Refugiado bajo una sombra, un vendedor de lotería jalea al respetable. «¡Llevo la suerte, a ver quién la quiere comprar!». Pues yo misma, servidora, que la suerte es lo único que me va a permitir agenciarme una cosita de Maison Margiela que acabo de ver y que me ha hecho tilín. Echando la espalda hacia atrás, aparentando seguridad en mí misma y puesta de punta en blanco, he entrado a preguntar el precio. La dependienta, reina de la moda y emperatriz de lo chic, me ha mirado como si yo fuera una «sans culotte» dispuesta a asaltar el Palacio de las Tullerías. No me he atrevido ni a abrir la boca: me he ido con mi seguridad entre las piernas. Ya lo pillaré por internet en las súper rebajas, que ahí nadie me lanza una mirada laxante. Y, encima, puedo comprarme lo que quiera sin quitarme el pijama.

El papel secundario

Pero, además de la Marbella del papel cuché, la de la charcutería fina y la ostentación casi pornográfica, también existe otra Marbella. Una Marbella discreta en la que hay guarderías, parques, ferias del libro, cafés que se pueden pagar sin rehipotecar la casa, señoras que van a hacer la compra con carrito y academias donde preparan oposiciones a notarías. Hay hasta gente que no tiene nombres extranjeros ni apellidos impronunciables; hay gente que se llama Fran.

- Hola, Fran, qué pasa

- Fran, cómo va eso, tío

Fran está sentado en un bar cercano al Parque de la Alameda comiéndose unos calamares fritos. Todo el mundo saluda a Fran porque, en la Marbella cotidiana, pequeña, coqueta, todo el mundo se conoce.
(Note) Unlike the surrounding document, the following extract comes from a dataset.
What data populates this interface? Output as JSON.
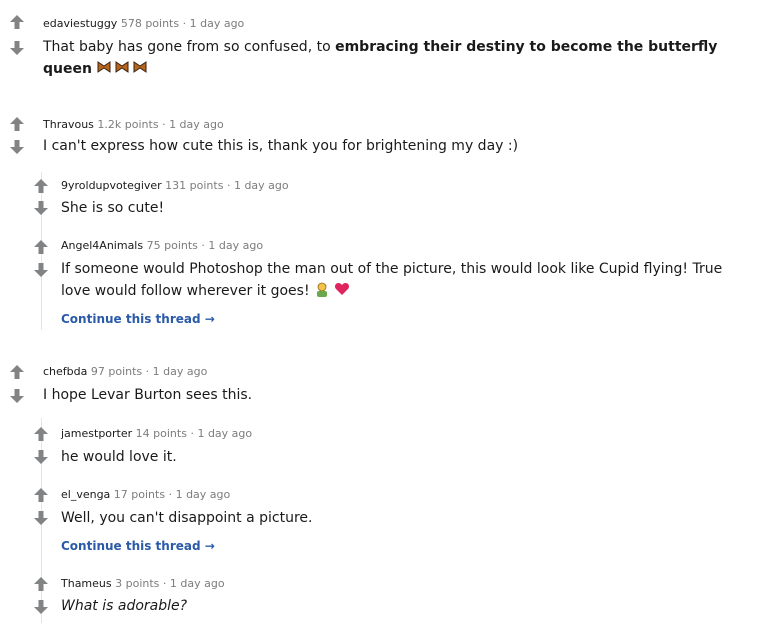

Es la Marbella que no cohíbe, sino que resulta cómoda, agradable, gustosa, la que te permite pasear por callejuelas de fachadas blancas y macetas azules, la de las plazas con naranjos, la que te recuerda que estás en Andalucía y no en un capítulo de 'Miami Vice', la que te ofrece playas para ir a pegarte un baño y volver casa a comer, que para eso te has dejado hecho un salmorejo de primero y unos filetes empanados de segundo. Esa Marbella tranquila, la que no sale en las revistas y desayuna churros en lugar de champán, es la que he podido descubrir gracias a este periplo.

«Desde hace diez años esto ya no es lo que era, y este verano no hay ni ingleses ni ná de ná, que solo vienen árabes»

Por eso, no había otro lugar mejor para acabar esta gira. Porque este cuento de Rosa Palo en el país de las mascarillas finaliza ya. La fiesta terminó. Y justo a tiempo: los estómagos han empezado a explotar por culpa de las comidas a salto de mata, no nos queda ni una camiseta limpia que echarnos al cuerpo y yo estoy tan coja a causa del piramidal que, en homenaje a Jaime de Mora, he empezado a usar bastón. Pero, a pesar de mis quejas (múltiples, variadas, en distintos idiomas, en público y en privado), he disfrutado muchísimo. Y he aprendido tanto en este peregrinaje que creo que estoy preparada para que me envíen de corresponsala a Afganistán, que hasta sé cómo lavarme el pelo en medio de una situación bélica. No, lo retiro, me he venido muy arriba: ya veo al heteropatriarcado opresor profesional mandándome para allá con una navaja suiza y un Alcatel, que les das la mano y se toman el brazo. Pero a una corresponsalía en Roma no le diría yo que no, jefe, que tengo visto un ático en la Plaza de Santa María en Trastévere que me tiene loca. Lo hablamos a mi vuelta.